Of course, in the beginning I tried all the funny experiments that spring to mind immediately, like putting an additional chicken egg into the tub and see how they would react. Apparently it's not so easy to irritate them as they continued breeding without much fuss.

I looked up some things about pigeons in the dictionary and found out that they are monogamous. According to the entry, both the female and the male pigeon engage in the breeding process although I think I've only seen the female one in the past two days. It also says that there are always two eggs in the nest. As there was only one in the tub I was rather sceptical as to how successful their breeding would eventually be.
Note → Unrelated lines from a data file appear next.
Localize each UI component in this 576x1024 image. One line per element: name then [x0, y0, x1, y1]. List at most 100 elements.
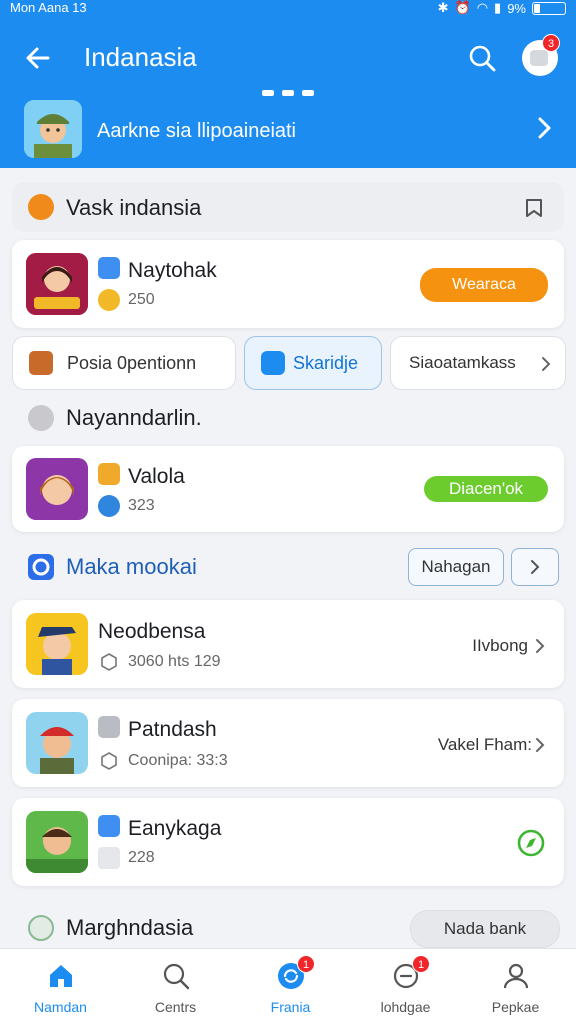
chevron-right-icon[interactable] — [530, 114, 558, 142]
status-time: Mon Aana 13 — [10, 0, 87, 15]
search-icon — [163, 963, 190, 990]
carousel-dot — [302, 90, 314, 96]
section-action-button[interactable]: Nada bank — [410, 910, 560, 948]
battery-percent: 9% — [507, 0, 526, 16]
tab-lohdgae[interactable]: 1 lohdgae — [348, 949, 463, 1024]
chevron-right-icon — [542, 357, 551, 371]
back-arrow-icon[interactable] — [22, 42, 54, 74]
chip-siaoatamkass[interactable]: Siaoatamkass — [390, 336, 566, 390]
leaf-icon — [28, 915, 54, 941]
wifi-icon: ◠ — [476, 0, 489, 15]
notification-badge: 3 — [542, 34, 560, 52]
tab-badge: 1 — [297, 955, 315, 973]
chip-label: Posia 0pentionn — [67, 353, 197, 373]
app-card-eanykaga[interactable]: Eanykaga 228 — [12, 798, 564, 886]
page-title: Indanasia — [84, 42, 197, 72]
profile-icon — [503, 963, 529, 989]
app-icon-eanykaga — [26, 811, 88, 873]
battery-icon — [532, 1, 566, 15]
app-meta: 250 — [128, 291, 155, 308]
app-logo-icon — [28, 554, 54, 580]
profile-notification-button[interactable]: 3 — [522, 34, 560, 76]
app-name: Valola — [128, 465, 185, 488]
globe-icon — [98, 495, 120, 517]
tab-centrs[interactable]: Centrs — [118, 949, 233, 1024]
tab-label: Centrs — [154, 999, 197, 1015]
search-icon[interactable] — [466, 42, 498, 74]
status-bar: Mon Aana 13 ✱ ⏰ ◠ ▮ 9% — [10, 0, 566, 16]
action-button[interactable]: Diacen'ok — [424, 476, 548, 502]
app-icon-neodbensa — [26, 613, 88, 675]
category-tag-icon — [98, 815, 120, 837]
section-title: Nayanndarlin. — [66, 405, 202, 430]
section-title: Marghndasia — [66, 915, 194, 940]
chevron-right-icon — [536, 738, 545, 752]
mail-icon — [98, 847, 120, 869]
signal-icon: ▮ — [494, 0, 502, 15]
compass-icon[interactable] — [516, 828, 546, 858]
section-action-button[interactable]: Nahagan — [408, 548, 504, 586]
app-card-neodbensa[interactable]: Neodbensa 3060 hts 129 IIvbong — [12, 600, 564, 688]
tab-frania[interactable]: 1 Frania — [233, 949, 348, 1024]
banner-text[interactable]: Aarkne sia llipoaineiati — [97, 120, 296, 143]
app-header: Mon Aana 13 ✱ ⏰ ◠ ▮ 9% Indanasia 3 Aarkn… — [0, 0, 576, 168]
pencil-icon — [29, 351, 53, 375]
carousel-dots — [262, 90, 314, 96]
chip-posia[interactable]: Posia 0pentionn — [12, 336, 236, 390]
app-card-valola[interactable]: Valola 323 Diacen'ok — [12, 446, 564, 532]
tab-namdan[interactable]: Namdan — [3, 949, 118, 1024]
section-vask-header: Vask indansia — [12, 182, 564, 232]
section-title: Vask indansia — [66, 195, 202, 220]
banner-avatar-icon[interactable] — [24, 100, 82, 158]
carousel-dot — [282, 90, 294, 96]
app-meta: 323 — [128, 497, 155, 514]
app-card-patndash[interactable]: Patndash Coonipa: 33:3 Vakel Fham: — [12, 699, 564, 787]
section-next-button[interactable] — [511, 548, 559, 586]
detail-link-label: Vakel Fham: — [437, 735, 532, 754]
app-icon-valola — [26, 458, 88, 520]
app-name: Eanykaga — [128, 817, 222, 840]
tab-label: Pepkae — [491, 999, 540, 1015]
action-button[interactable]: Wearaca — [420, 268, 548, 302]
category-tag-icon — [98, 716, 120, 738]
app-icon-naytohak — [26, 253, 88, 315]
category-tag-icon — [98, 463, 120, 485]
detail-link[interactable]: IIvbong — [472, 636, 546, 656]
bottom-tab-bar: Namdan Centrs 1 Frania 1 lohdgae Pepkae — [0, 948, 576, 1024]
bookmark-icon[interactable] — [522, 196, 546, 220]
detail-link-label: IIvbong — [472, 636, 528, 655]
app-meta: 228 — [128, 849, 155, 866]
bluetooth-icon: ✱ — [437, 0, 449, 15]
status-icons: ✱ ⏰ ◠ ▮ 9% — [438, 0, 566, 16]
tab-pepkae[interactable]: Pepkae — [458, 949, 573, 1024]
cube-icon — [101, 752, 117, 770]
app-meta: 3060 hts 129 — [128, 653, 221, 670]
app-name: Naytohak — [128, 259, 217, 282]
tab-badge: 1 — [412, 955, 430, 973]
category-tag-icon — [98, 257, 120, 279]
alarm-icon: ⏰ — [454, 0, 471, 15]
home-icon — [50, 965, 72, 987]
app-meta: Coonipa: 33:3 — [128, 752, 228, 769]
user-icon — [28, 405, 54, 431]
chip-label: Siaoatamkass — [409, 353, 516, 372]
tab-label: Namdan — [34, 999, 87, 1015]
chip-skaridje[interactable]: Skaridje — [244, 336, 382, 390]
chevron-right-icon — [531, 560, 540, 574]
message-icon — [530, 50, 548, 66]
app-name: Patndash — [128, 718, 217, 741]
tab-label: Frania — [270, 999, 311, 1015]
tab-label: lohdgae — [380, 999, 431, 1015]
chevron-right-icon — [536, 639, 545, 653]
app-card-naytohak[interactable]: Naytohak 250 Wearaca — [12, 240, 564, 328]
battery-level — [534, 3, 540, 13]
top-bar: Indanasia 3 — [0, 30, 576, 86]
cube-icon — [101, 653, 117, 671]
pin-icon — [28, 194, 54, 220]
coin-icon — [98, 289, 120, 311]
app-name: Neodbensa — [98, 620, 206, 643]
detail-link[interactable]: Vakel Fham: — [438, 735, 546, 755]
carousel-dot — [262, 90, 274, 96]
share-icon — [261, 351, 285, 375]
section-nayan-header: Nayanndarlin. — [12, 398, 564, 438]
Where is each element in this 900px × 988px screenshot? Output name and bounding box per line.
But yesterday I had a look again and now there are indeed two eggs. From now on it should take around two weeks for their offspring to slip from the eggs.

Wednesday June 09, 2004
12:11 AM

Testing vim 6.3

Just installed the latest vim and have to see that all still works. For a reason beyond me, 6.3 no longer looks at /etc/vimrc, or maybe my old 6.1 only did it because it was configured to do so.

Saturday May 29, 2004
02:07 AM

Dealing with bounces

When looking at the annoyance factor of unwanted mail, bounce messages (caused by some insane worms randomly sending mails with arbitrary from-addresses) seem to have overhauled ordinary spam. The problem with those is that they pass my spam filters and now I have to take steps.

I figure that it should be possible to get an almost flawless detection of those bounces with a specially tailored bayesian filter. Note that I don't want to use the existing bayes filter (as part of SpamAssassin for example). I would first have to train them and also, I suspect that real spam and bounces don't have much in common when looking at the used words.
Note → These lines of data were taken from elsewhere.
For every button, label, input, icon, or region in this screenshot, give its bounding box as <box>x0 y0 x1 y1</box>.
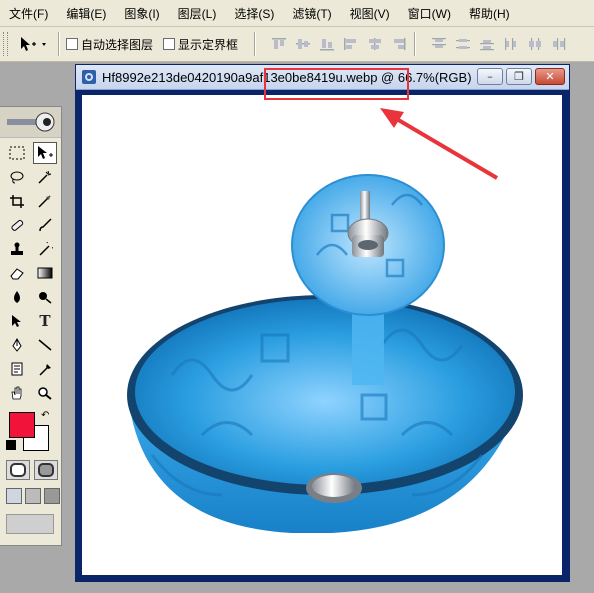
align-right-icon[interactable] <box>390 36 408 52</box>
history-brush-icon[interactable] <box>33 238 57 260</box>
menu-window[interactable]: 窗口(W) <box>399 5 460 22</box>
menu-view[interactable]: 视图(V) <box>341 5 399 22</box>
faucet-hole <box>358 240 378 250</box>
separator <box>414 32 417 56</box>
swap-colors-icon[interactable]: ↶ <box>41 410 49 421</box>
document-title: Hf8992e213de0420190a9af13e0be8419u.webp … <box>102 69 472 85</box>
tool-preset-picker[interactable] <box>18 35 52 53</box>
align-top-icon[interactable] <box>270 36 288 52</box>
blur-icon[interactable] <box>5 286 29 308</box>
distribute-bottom-icon[interactable] <box>478 36 496 52</box>
eraser-icon[interactable] <box>5 262 29 284</box>
jump-to-imageready-button[interactable] <box>6 514 54 534</box>
separator <box>254 32 257 56</box>
pen-icon[interactable] <box>5 334 29 356</box>
show-bounding-box-label: 显示定界框 <box>178 37 239 52</box>
align-bottom-icon[interactable] <box>318 36 336 52</box>
line-icon[interactable] <box>33 334 57 356</box>
menu-image[interactable]: 图象(I) <box>115 5 168 22</box>
lasso-icon[interactable] <box>5 166 29 188</box>
notes-icon[interactable] <box>5 358 29 380</box>
fullscreen-icon[interactable] <box>44 488 60 504</box>
options-bar: 自动选择图层 显示定界框 <box>0 27 594 62</box>
auto-select-layer-label: 自动选择图层 <box>81 37 154 52</box>
healing-icon[interactable] <box>5 214 29 236</box>
toolbox-header[interactable] <box>0 107 61 138</box>
gradient-icon[interactable] <box>33 262 57 284</box>
zoom-icon[interactable] <box>33 382 57 404</box>
sink-image <box>127 174 523 533</box>
distribute-vcenter-icon[interactable] <box>454 36 472 52</box>
foreground-color-swatch[interactable] <box>9 412 35 438</box>
distribute-top-icon[interactable] <box>430 36 448 52</box>
toolbox: T ↶ <box>0 106 62 546</box>
checkbox-box[interactable] <box>163 38 176 50</box>
menu-help[interactable]: 帮助(H) <box>460 5 519 22</box>
menu-layer[interactable]: 图层(L) <box>169 5 226 22</box>
fullscreen-menu-icon[interactable] <box>25 488 41 504</box>
default-colors-icon[interactable] <box>6 440 16 450</box>
align-vcenter-icon[interactable] <box>294 36 312 52</box>
align-buttons <box>270 36 408 52</box>
show-bounding-box-checkbox[interactable]: 显示定界框 <box>163 36 238 53</box>
crop-icon[interactable] <box>5 190 29 212</box>
close-button[interactable]: ✕ <box>535 68 565 85</box>
toolbar-grip[interactable] <box>3 32 8 56</box>
hand-icon[interactable] <box>5 382 29 404</box>
screen-mode-row <box>6 488 61 504</box>
stamp-icon[interactable] <box>5 238 29 260</box>
distribute-left-icon[interactable] <box>502 36 520 52</box>
type-icon[interactable]: T <box>33 310 57 332</box>
color-swatches: ↶ <box>4 410 61 456</box>
distribute-right-icon[interactable] <box>550 36 568 52</box>
quick-mask-button[interactable] <box>34 460 58 480</box>
eyedropper-icon[interactable] <box>33 358 57 380</box>
standard-mode-button[interactable] <box>6 460 30 480</box>
image-canvas[interactable] <box>82 95 562 575</box>
align-left-icon[interactable] <box>342 36 360 52</box>
photoshop-doc-icon <box>82 70 96 84</box>
menu-select[interactable]: 选择(S) <box>225 5 283 22</box>
marquee-icon[interactable] <box>5 142 29 164</box>
document-titlebar[interactable]: Hf8992e213de0420190a9af13e0be8419u.webp … <box>76 65 569 90</box>
brush-icon[interactable] <box>33 214 57 236</box>
dodge-icon[interactable] <box>33 286 57 308</box>
minimize-button[interactable]: – <box>477 68 503 85</box>
move-tool-icon <box>21 37 46 51</box>
menu-filter[interactable]: 滤镜(T) <box>283 5 340 22</box>
align-hcenter-icon[interactable] <box>366 36 384 52</box>
standard-screen-icon[interactable] <box>6 488 22 504</box>
restore-button[interactable]: ❐ <box>506 68 532 85</box>
move-icon[interactable] <box>33 142 57 164</box>
menu-edit[interactable]: 编辑(E) <box>57 5 115 22</box>
drain-cap <box>312 475 356 497</box>
magic-wand-icon[interactable] <box>33 166 57 188</box>
window-controls: – ❐ ✕ <box>477 68 565 85</box>
separator <box>58 32 60 56</box>
edit-mode-row <box>6 460 61 480</box>
distribute-buttons <box>430 36 568 52</box>
menu-file[interactable]: 文件(F) <box>0 5 57 22</box>
bowl-inner <box>135 299 515 485</box>
path-select-icon[interactable] <box>5 310 29 332</box>
menu-bar: 文件(F) 编辑(E) 图象(I) 图层(L) 选择(S) 滤镜(T) 视图(V… <box>0 0 594 27</box>
distribute-hcenter-icon[interactable] <box>526 36 544 52</box>
document-window: Hf8992e213de0420190a9af13e0be8419u.webp … <box>75 64 570 582</box>
auto-select-layer-checkbox[interactable]: 自动选择图层 <box>66 36 153 53</box>
tool-grid: T <box>0 138 61 404</box>
checkbox-box[interactable] <box>66 38 78 50</box>
slice-icon[interactable] <box>33 190 57 212</box>
eye-logo-icon <box>6 112 54 132</box>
So what I have started doing now is writing a bayesian filter for bounces. First thing I wrote was a flex-scanner that detects valid RFC822 mail addresses. The scanner gets fed one message. It opens a pipe to another process (the one that does the actual filtering) and writes the mail to this process. The only thing the scanner does is replacing every email-address it can find in the body with T_MAILADDR or somesuch. When reading RFC822 correctly, the below should be the rules for a valid email-address:

    atom            [!#$%&'-/0-9A-Za-z_`{}|~^]*
    dtext           [\x00-\x0C\x0E-\x5A\x5E-\x7F]*
    qtext           [\x00-\x0C\x0E-\x21\x23-\x5B\x5D-\x7F]*
    quoted_pair     "\\"[\x00-\x7F]
    quoted_string   "\""({qtext}|{quoted_pair})*"\""
    word            {atom}|{quoted_string}
 
    domain_literal  "["({dtext}|{quoted_pair})*"]"
    domain_ref      {atom}
    sub_domain      {domain_ref}|{domain_literal}
    domain          {sub_domain}("."{sub_domain})*
    local_part      {word}("."{word})*
 
    addr_spec       {local_part}"@"{domain}

This should be a huge advantage for a bayesian filter since now not every single email-address is a word for its own but rather they get mapped onto one word.
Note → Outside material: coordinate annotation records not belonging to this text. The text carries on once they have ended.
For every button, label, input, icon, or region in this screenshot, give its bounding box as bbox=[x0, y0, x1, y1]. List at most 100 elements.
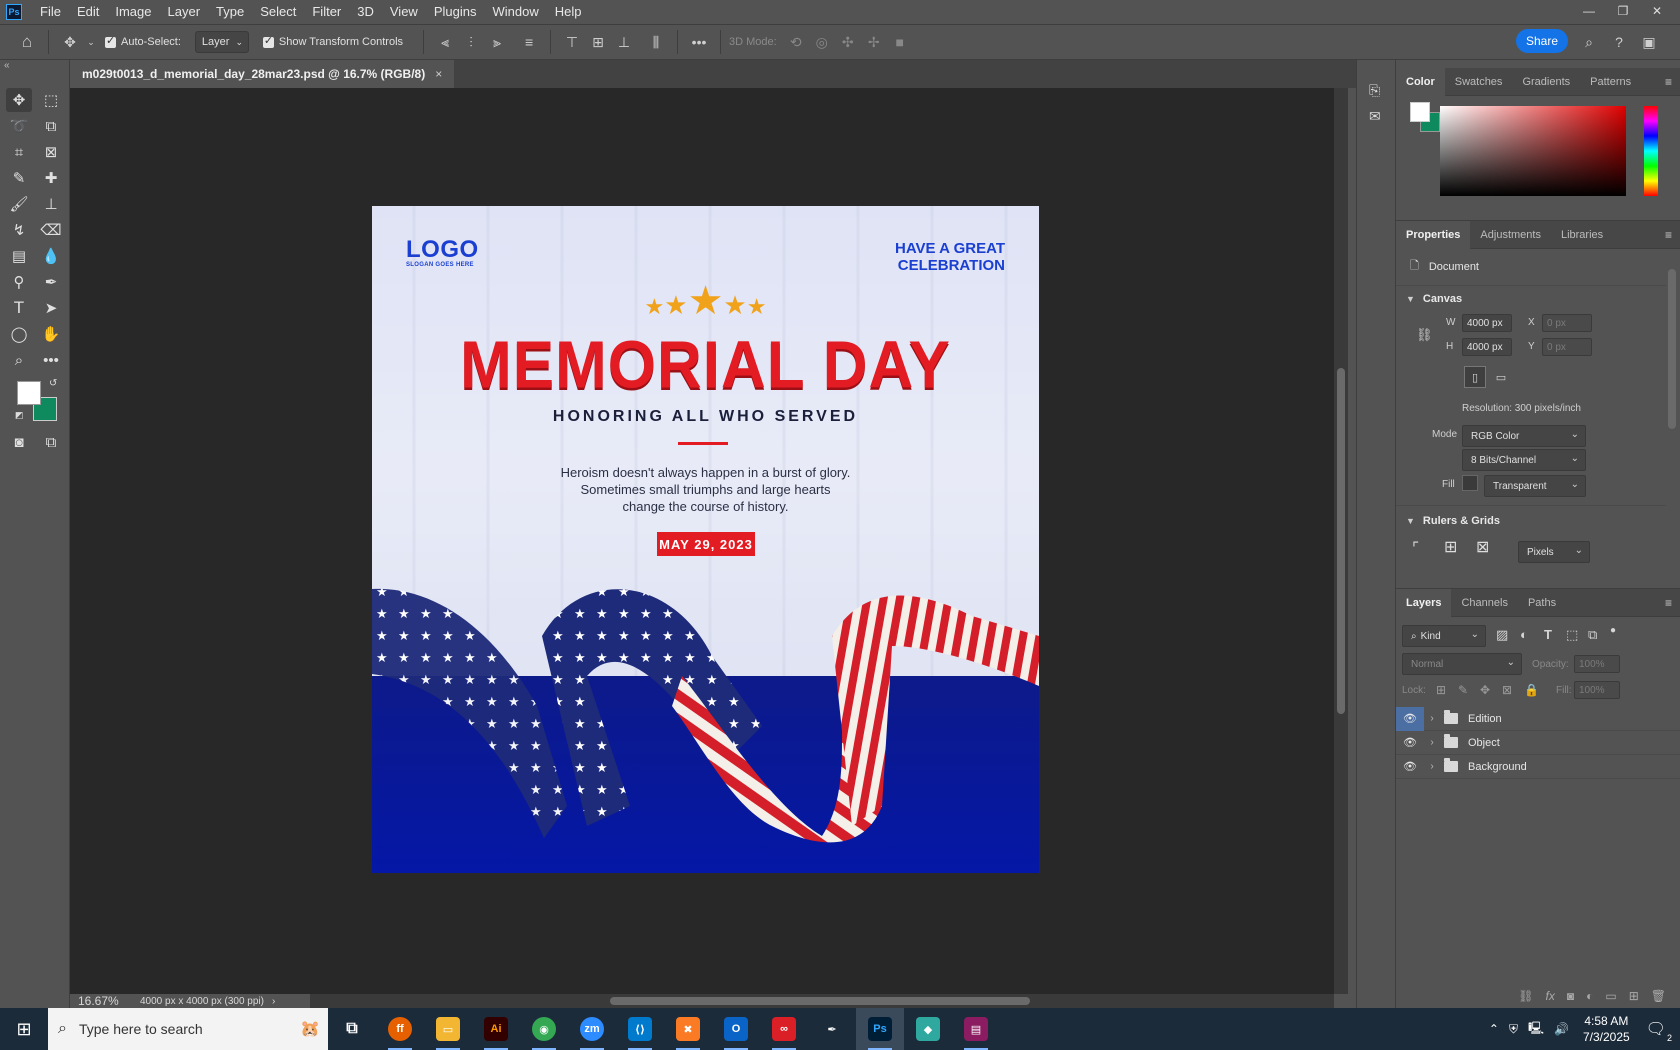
fill-dropdown[interactable]: Transparent ⌄ bbox=[1484, 475, 1586, 497]
eye-icon[interactable]: 👁 bbox=[1396, 736, 1424, 749]
chevron-right-icon[interactable]: › bbox=[272, 996, 275, 1007]
menu-help[interactable]: Help bbox=[547, 0, 590, 24]
history-brush-tool-icon[interactable]: ↯ bbox=[6, 218, 32, 242]
canvas-section-header[interactable]: ▼ Canvas bbox=[1396, 287, 1462, 311]
menu-type[interactable]: Type bbox=[208, 0, 252, 24]
menu-select[interactable]: Select bbox=[252, 0, 304, 24]
align-top-icon[interactable]: ⊤ bbox=[561, 31, 583, 53]
tab-color[interactable]: Color bbox=[1396, 67, 1445, 96]
brush-tool-icon[interactable]: 🖌 bbox=[6, 192, 32, 216]
add-mask-icon[interactable]: ◙ bbox=[1567, 989, 1574, 1003]
home-icon[interactable]: ⌂ bbox=[16, 31, 38, 53]
taskbar-app[interactable]: ◆ bbox=[904, 1008, 952, 1050]
artboard[interactable]: ★ LOGO SLOGAN GOES HERE HAVE A GREAT CE bbox=[372, 206, 1039, 873]
gradient-tool-icon[interactable]: ▤ bbox=[6, 244, 32, 268]
menu-edit[interactable]: Edit bbox=[69, 0, 107, 24]
type-tool-icon[interactable]: T bbox=[6, 296, 32, 320]
adjustment-layer-icon[interactable]: ◐ bbox=[1586, 989, 1593, 1003]
orbit-3d-icon[interactable]: ⟲ bbox=[785, 31, 807, 53]
roll-3d-icon[interactable]: ◎ bbox=[811, 31, 833, 53]
taskbar-pen[interactable]: ✒ bbox=[808, 1008, 856, 1050]
hand-tool-icon[interactable]: ✋ bbox=[38, 322, 64, 346]
lock-pixels-icon[interactable]: ✎ bbox=[1458, 683, 1468, 697]
move-tool-icon[interactable]: ✥ bbox=[59, 31, 81, 53]
filter-pixel-icon[interactable]: ▨ bbox=[1496, 627, 1508, 643]
windows-start-icon[interactable]: ⊞ bbox=[0, 1008, 48, 1050]
close-icon[interactable]: ✕ bbox=[1640, 0, 1674, 22]
menu-file[interactable]: File bbox=[32, 0, 69, 24]
vertical-scrollbar[interactable] bbox=[1334, 88, 1348, 994]
scroll-thumb[interactable] bbox=[1337, 368, 1345, 714]
tab-channels[interactable]: Channels bbox=[1451, 589, 1517, 617]
chevron-right-icon[interactable]: › bbox=[1424, 737, 1440, 748]
color-picker-field[interactable] bbox=[1440, 106, 1626, 196]
menu-layer[interactable]: Layer bbox=[160, 0, 209, 24]
menu-filter[interactable]: Filter bbox=[304, 0, 349, 24]
taskbar-xampp[interactable]: ✖ bbox=[664, 1008, 712, 1050]
portrait-orientation-icon[interactable]: ▯ bbox=[1464, 366, 1486, 388]
mode-dropdown[interactable]: RGB Color ⌄ bbox=[1462, 425, 1586, 447]
restore-icon[interactable]: ❐ bbox=[1606, 0, 1640, 22]
eye-icon[interactable]: 👁 bbox=[1396, 760, 1424, 773]
notifications-icon[interactable]: 🗨 2 bbox=[1646, 1019, 1672, 1043]
help-icon[interactable]: ? bbox=[1608, 31, 1630, 53]
taskbar-creative-cloud[interactable]: ∞ bbox=[760, 1008, 808, 1050]
zoom-level[interactable]: 16.67% bbox=[78, 994, 140, 1008]
show-transform-checkbox[interactable]: Show Transform Controls bbox=[262, 34, 403, 48]
link-icon[interactable]: ⛓ bbox=[1416, 327, 1433, 343]
screen-mode-icon[interactable]: ⧉ bbox=[38, 430, 64, 454]
panel-menu-icon[interactable]: ≡ bbox=[1665, 596, 1672, 610]
link-layers-icon[interactable]: ⛓ bbox=[1518, 989, 1533, 1003]
auto-select-target-dropdown[interactable]: Layer ⌄ bbox=[194, 31, 249, 53]
more-tools-icon[interactable]: ••• bbox=[38, 348, 64, 372]
dodge-tool-icon[interactable]: ⚲ bbox=[6, 270, 32, 294]
quick-mask-icon[interactable]: ◙ bbox=[6, 430, 32, 454]
menu-3d[interactable]: 3D bbox=[349, 0, 382, 24]
lock-position-icon[interactable]: ✥ bbox=[1480, 683, 1490, 697]
y-field[interactable]: 0 px bbox=[1542, 338, 1592, 356]
blend-mode-dropdown[interactable]: Normal ⌄ bbox=[1402, 653, 1522, 675]
pixel-grid-icon[interactable]: ⊠ bbox=[1476, 537, 1489, 557]
align-left-icon[interactable]: ⫷ bbox=[434, 31, 456, 53]
marquee-tool-icon[interactable]: ⬚ bbox=[38, 88, 64, 112]
taskbar-explorer[interactable]: ▭ bbox=[424, 1008, 472, 1050]
taskbar-illustrator[interactable]: Ai bbox=[472, 1008, 520, 1050]
menu-plugins[interactable]: Plugins bbox=[426, 0, 485, 24]
grid-icon[interactable]: ⊞ bbox=[1444, 537, 1457, 557]
bit-depth-dropdown[interactable]: 8 Bits/Channel ⌄ bbox=[1462, 449, 1586, 471]
tab-swatches[interactable]: Swatches bbox=[1445, 68, 1513, 96]
height-field[interactable]: 4000 px bbox=[1462, 338, 1512, 356]
auto-select-checkbox[interactable]: Auto-Select: bbox=[105, 34, 181, 48]
tab-layers[interactable]: Layers bbox=[1396, 588, 1452, 617]
zoom-tool-icon[interactable]: ⌕ bbox=[6, 348, 32, 372]
trash-icon[interactable]: 🗑 bbox=[1651, 989, 1666, 1003]
tab-paths[interactable]: Paths bbox=[1518, 589, 1566, 617]
layer-row[interactable]: 👁 › Object bbox=[1396, 731, 1680, 755]
path-select-tool-icon[interactable]: ➤ bbox=[38, 296, 64, 320]
security-icon[interactable]: ⛨ bbox=[1509, 1022, 1518, 1037]
lasso-tool-icon[interactable]: ➰ bbox=[6, 114, 32, 138]
layer-row[interactable]: 👁 › Edition bbox=[1396, 706, 1680, 731]
stamp-tool-icon[interactable]: ⊥ bbox=[38, 192, 64, 216]
panel-scrollbar[interactable] bbox=[1668, 269, 1676, 429]
fill-swatch[interactable] bbox=[1462, 475, 1478, 491]
rulers-section-header[interactable]: ▼ Rulers & Grids bbox=[1396, 509, 1500, 533]
clock[interactable]: 4:58 AM 7/3/2025 bbox=[1583, 1013, 1630, 1045]
chevron-up-icon[interactable]: ⌃ bbox=[1489, 1022, 1499, 1036]
workspace-icon[interactable]: ▣ bbox=[1638, 31, 1660, 53]
ruler-icon[interactable]: ⌜ bbox=[1412, 539, 1419, 557]
layer-filter-dropdown[interactable]: ⌕ Kind ⌄ bbox=[1402, 625, 1486, 647]
taskbar-winrar[interactable]: ▤ bbox=[952, 1008, 1000, 1050]
menu-view[interactable]: View bbox=[382, 0, 426, 24]
pen-tool-icon[interactable]: ✒ bbox=[38, 270, 64, 294]
default-colors-icon[interactable]: ◩ bbox=[15, 410, 24, 421]
menu-window[interactable]: Window bbox=[484, 0, 546, 24]
lock-transparent-icon[interactable]: ⊞ bbox=[1436, 683, 1446, 697]
chevron-right-icon[interactable]: › bbox=[1424, 713, 1440, 724]
panel-menu-icon[interactable]: ≡ bbox=[1665, 75, 1672, 89]
checkbox-checked-icon[interactable] bbox=[262, 34, 274, 48]
minimize-icon[interactable]: — bbox=[1572, 0, 1606, 22]
chevron-down-icon[interactable]: ⌄ bbox=[85, 31, 97, 53]
eraser-tool-icon[interactable]: ⌫ bbox=[38, 218, 64, 242]
document-tab[interactable]: m029t0013_d_memorial_day_28mar23.psd @ 1… bbox=[70, 60, 455, 88]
The idea behind that is of course, that bounce messages tend to have a lot of email addresses in their body. Some of them even include whole header fields, so I could extend the scanner to detect those and generate another token for them.

For now I'll prototype the program that the scanner opens a pipe to in Perl and see whether the approach makes any sense at all. If it does, I can rewrite it in C and have a fairly well-performing bayesian filter that I can plug into my .procmailrc before spamassassin is even triggered.

Monday May 24, 2004
12:21 AM

How to test this thing?

I just finished wrapping libstatgrab into Unix::Statgrab. It would now be time to add the tests (yes, I don't write them in beforehand). But how am I to write tests for a library that is designed to return different results for each platform and each machine even?

Maybe I just have the tests call each function/method and make sure that they at least do not segfault. I think pulling out values from Config.pm and testing some of them against what the libary figures out is a bit too hairy.

On the upside though, this C library is deliberately portable among several unices so I wont have to worry about compilation issues, I hope.